A Justiça Federal no Amapá anulou contratos de exploração de madeira no PAE Maracá, em Mazagão, e mandou parar as atividades na área. A decisão foi tomada pelo juiz Athos Attiê em 23 de outubro de 2023, após descobrir irregularidades nas licenças ambientais. O projeto de exploração envolve 172 mil hectares de floresta, onde vivem quase 2 mil famílias. A Justiça concluiu que a exploração era empresarial e não respeitava práticas sustentáveis. A empresa TW Forest, que alega que suas operações são sustentáveis, está no centro da controvérsia. O plano de manejo florestal teve apoio de senadores, mas o Ministério Público Federal questiona a validade das licenças. A Justiça também invalidou assembleias com os assentados, pois muitos não apoiavam o projeto. Além disso, contratos com outras empresas foram anulados e as atividades de manejo e venda de madeira foram suspensas. Documentos mostraram que os contratos davam direitos de exploração sem a aprovação do Incra. A TW Forest já foi multada por irregularidades, mas afirma que resolveu as questões. O MPF investiga a possibilidade de exploração ilegal na região e pediu à Polícia Federal que inicie um inquérito.

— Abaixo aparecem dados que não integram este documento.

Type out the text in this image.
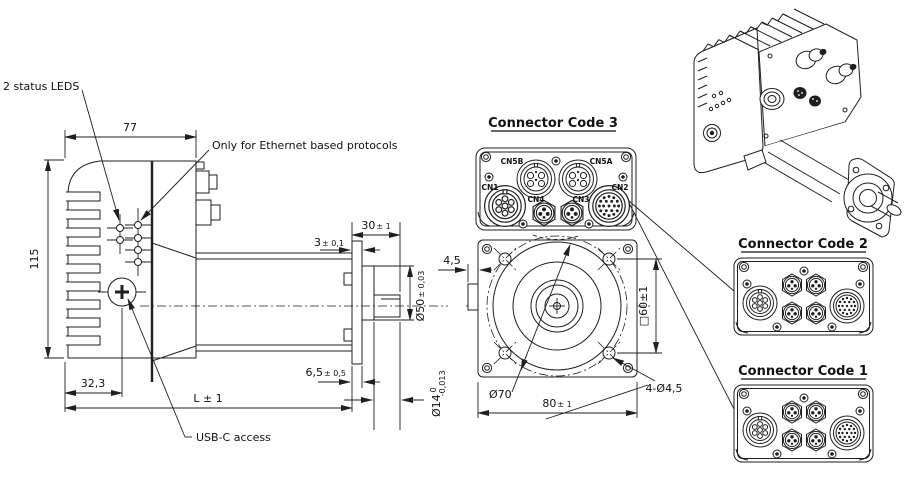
77
115
2 status LEDS
Only for Ethernet based protocols
USB-C access
32,3
L ± 1
3± 0,1
30± 1
Ø50± 0,03
6,5± 0,5
$Ø14^0-0,013$
Connector Code 3
CN5B	CN5A
CN1	CN2
CN4	CN3
4,5
Ø70
80± 1
□60±1
4-Ø4,5
Connector Code 2
Connector Code 1
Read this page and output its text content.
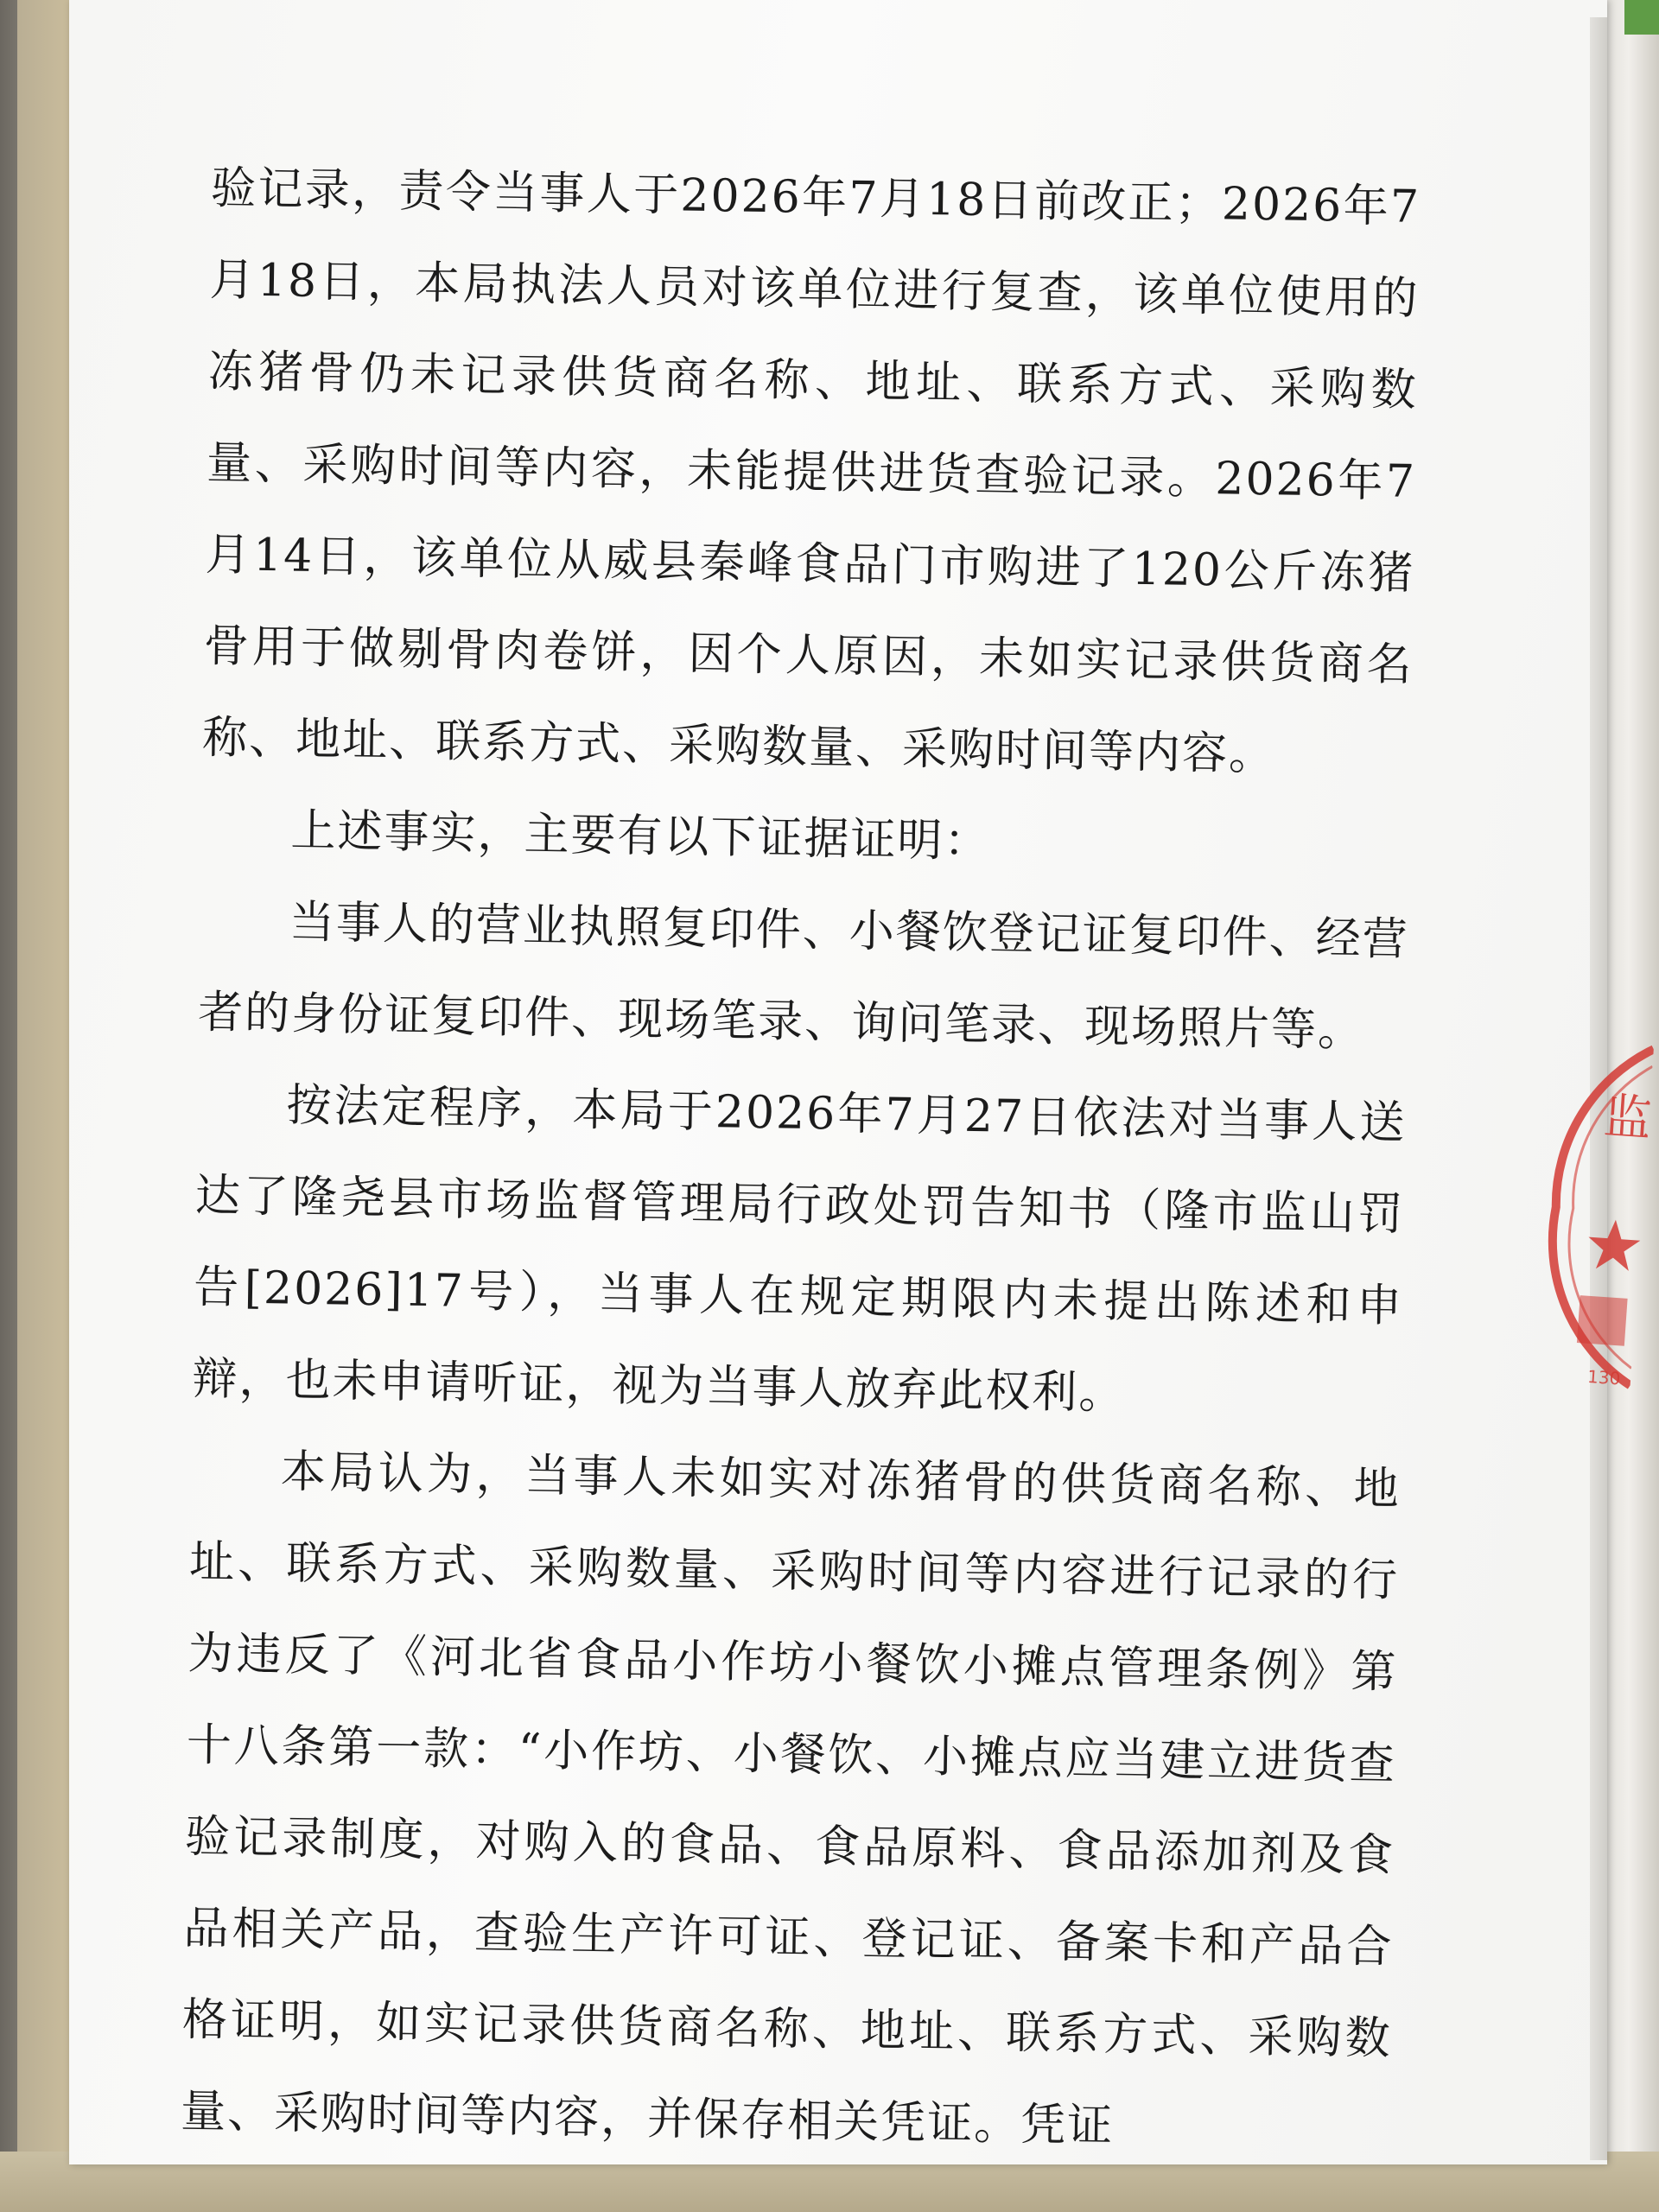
验记录，责令当事人于2026年7月18日前改正；2026年7月18日，本局执法人员对该单位进行复查，该单位使用的冻猪骨仍未记录供货商名称、地址、联系方式、采购数量、采购时间等内容，未能提供进货查验记录。2026年7月14日，该单位从威县秦峰食品门市购进了120公斤冻猪骨用于做剔骨肉卷饼，因个人原因，未如实记录供货商名称、地址、联系方式、采购数量、采购时间等内容。

上述事实，主要有以下证据证明：

当事人的营业执照复印件、小餐饮登记证复印件、经营者的身份证复印件、现场笔录、询问笔录、现场照片等。

按法定程序，本局于2026年7月27日依法对当事人送达了隆尧县市场监督管理局行政处罚告知书（隆市监山罚告[2026]17号），当事人在规定期限内未提出陈述和申辩，也未申请听证，视为当事人放弃此权利。

本局认为，当事人未如实对冻猪骨的供货商名称、地址、联系方式、采购数量、采购时间等内容进行记录的行为违反了《河北省食品小作坊小餐饮小摊点管理条例》第十八条第一款：“小作坊、小餐饮、小摊点应当建立进货查验记录制度，对购入的食品、食品原料、食品添加剂及食品相关产品，查验生产许可证、登记证、备案卡和产品合格证明，如实记录供货商名称、地址、联系方式、采购数量、采购时间等内容，并保存相关凭证。凭证

监
130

A área de exploração é muito grande, levantando preocupações sobre o impacto ambiental.
A Justiça Federal no Amapá anulou contratos de exploração de madeira no PAE Maracá, em Mazagão, e determinou a interrupção imediata das atividades na área. A decisão foi proferida pelo juiz federal Athos Attiê em 23 de outubro de 2023, após constatações de irregularidades nas licenças ambientais concedidas.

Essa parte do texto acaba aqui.